Generation of Low Absolute Energy Spread Electron Beams in Laser Wakefield Acceleration Using Tightly Focused Laser through Near-Ionization-Threshold Injection


Abstract in English

An enhanced ionization injection scheme using a tightly focused laser pulse with intensity near the ionization potential to trigger the injection process in a mismatched pre-plasma channel has been proposed and examined via multi-dimensional particle-in-cell simulations. The core idea of the proposed scheme is to lower the energy spread of trapped beams by shortening the injection distance. We have established theory to precisely predict the injection distance, as well as the ionization degree of injection atoms/ions, electron yield and ionized charge. We have found relation between injection distance and laser and plasma parameters, giving a strategy to control injection distance hence optimizing beams energy spread.

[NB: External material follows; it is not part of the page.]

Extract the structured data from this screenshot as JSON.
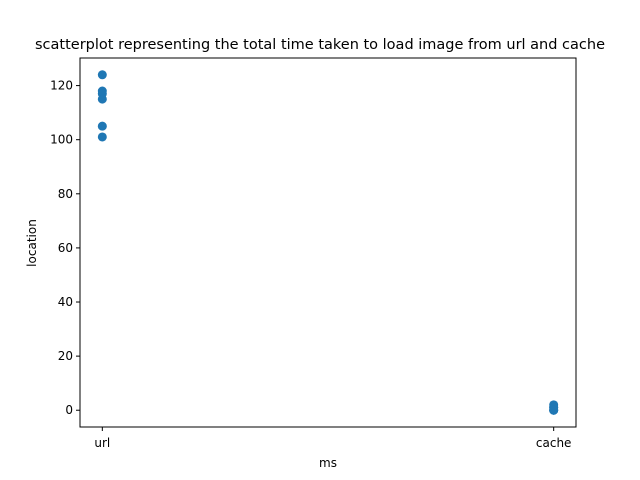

In the presented simulation example, we have investigated the whole injection and acceleration in detail and found some unique features of the injection scheme, like multi-bunch injection, unique longitudinal phase-space distribution, etc. Ultimate electron beam has a relative energy spread (rms) down to 1.4% with its peak energy 190 MeV and charge 1.7 pC. The changing trend of beam energy spread indicates that longer acceleration may further lower the energy spread down to less than 1%, which may have potential in applications related to future coherent light source driven by laser-plasma accelerators.